Se quedó completamente solo. Eso fue lo que le pasó al presidente de Venezuela, Nicolás Maduro, durante su participación en la VII Cumbre de las Américas en Panamá, que ayer culminó.

Llegó al encuentro de jefes de Estado y de Gobierno con la espada desenvainada y con una serie de anuncios en los días anteriores con el ex profeso objetivo de empañar la presencia de Barack Obama, para quien fue su tercera y última cumbre en su calidad de presidente de Estados Unidos. Maduro, con su trillado discurso antiimperialista, propio de los años 70, quiso dejar mal parado a Obama y ningún país de la región lo siguió en su descabellado propósito.

Raúl Castro se refirió a la amenaza venezolana declarada por Washington, pero no quiso ir más allá cuidando no colisionar con Obama. Sin duda la participación de Raúl Castro concentró toda la atención internacional, dado que retornaba a un espacio hemisférico auspiciado por la OEA, desde que fuera suspendida del máximo foro de debate continental en 1962.

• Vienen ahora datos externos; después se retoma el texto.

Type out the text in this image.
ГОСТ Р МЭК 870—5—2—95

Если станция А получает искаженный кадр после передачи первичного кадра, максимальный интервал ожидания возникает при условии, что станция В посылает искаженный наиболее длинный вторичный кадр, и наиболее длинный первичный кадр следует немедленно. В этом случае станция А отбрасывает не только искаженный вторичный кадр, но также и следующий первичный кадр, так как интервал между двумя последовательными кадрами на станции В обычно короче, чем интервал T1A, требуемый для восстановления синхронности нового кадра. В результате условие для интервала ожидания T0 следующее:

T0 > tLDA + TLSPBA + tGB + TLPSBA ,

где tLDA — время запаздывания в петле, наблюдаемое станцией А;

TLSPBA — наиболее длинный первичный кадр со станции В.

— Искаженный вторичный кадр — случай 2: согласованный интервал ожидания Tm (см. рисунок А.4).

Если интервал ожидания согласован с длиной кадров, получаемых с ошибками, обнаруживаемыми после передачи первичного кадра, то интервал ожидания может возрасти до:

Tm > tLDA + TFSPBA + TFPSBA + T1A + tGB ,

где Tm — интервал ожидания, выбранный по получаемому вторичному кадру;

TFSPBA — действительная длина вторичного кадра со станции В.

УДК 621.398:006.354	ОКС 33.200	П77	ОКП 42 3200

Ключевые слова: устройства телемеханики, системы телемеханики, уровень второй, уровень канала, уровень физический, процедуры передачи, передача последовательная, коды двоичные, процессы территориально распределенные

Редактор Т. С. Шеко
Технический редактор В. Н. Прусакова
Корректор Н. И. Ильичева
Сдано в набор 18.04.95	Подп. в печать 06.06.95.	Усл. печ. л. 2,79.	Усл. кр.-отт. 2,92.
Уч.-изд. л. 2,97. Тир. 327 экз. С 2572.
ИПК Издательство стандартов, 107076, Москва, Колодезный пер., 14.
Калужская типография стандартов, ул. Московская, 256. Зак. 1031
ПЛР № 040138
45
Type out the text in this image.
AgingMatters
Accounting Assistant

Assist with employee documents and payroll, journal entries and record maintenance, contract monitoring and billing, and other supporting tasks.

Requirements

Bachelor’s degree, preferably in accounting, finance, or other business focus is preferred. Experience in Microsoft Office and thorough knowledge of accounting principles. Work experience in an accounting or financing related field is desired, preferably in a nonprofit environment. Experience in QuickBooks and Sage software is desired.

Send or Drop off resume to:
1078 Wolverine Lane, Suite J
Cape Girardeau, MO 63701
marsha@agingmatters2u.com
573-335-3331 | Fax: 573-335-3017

Sin duda, a Raúl Castro, como a su hermano Fidel, el líder de la revolución de 1959, le interesó más el asunto con Washington que la retórica de su aliado caribeño. Ahora bien, tampoco es que Obama sea una joyita de las relaciones internacionales, pero el desarrollo de la cumbre debió ser la gran oportunidad para el régimen venezolano para llevar el multilateralismo presidencial a la máxima potencia, como sí lo hizo Castro refiriéndose a Argentina y su causa sobre las Malvinas, a Ecuador y la amenaza a la ecología de sus suelos por las transnacionales y al asunto de las FARC en su negociación con el gobierno de Colombia. Maduro perdió y quedó al fondo, en la sima de la cumbre, mientras que Castro ganó ubicado arriba, en la cima de la reunión.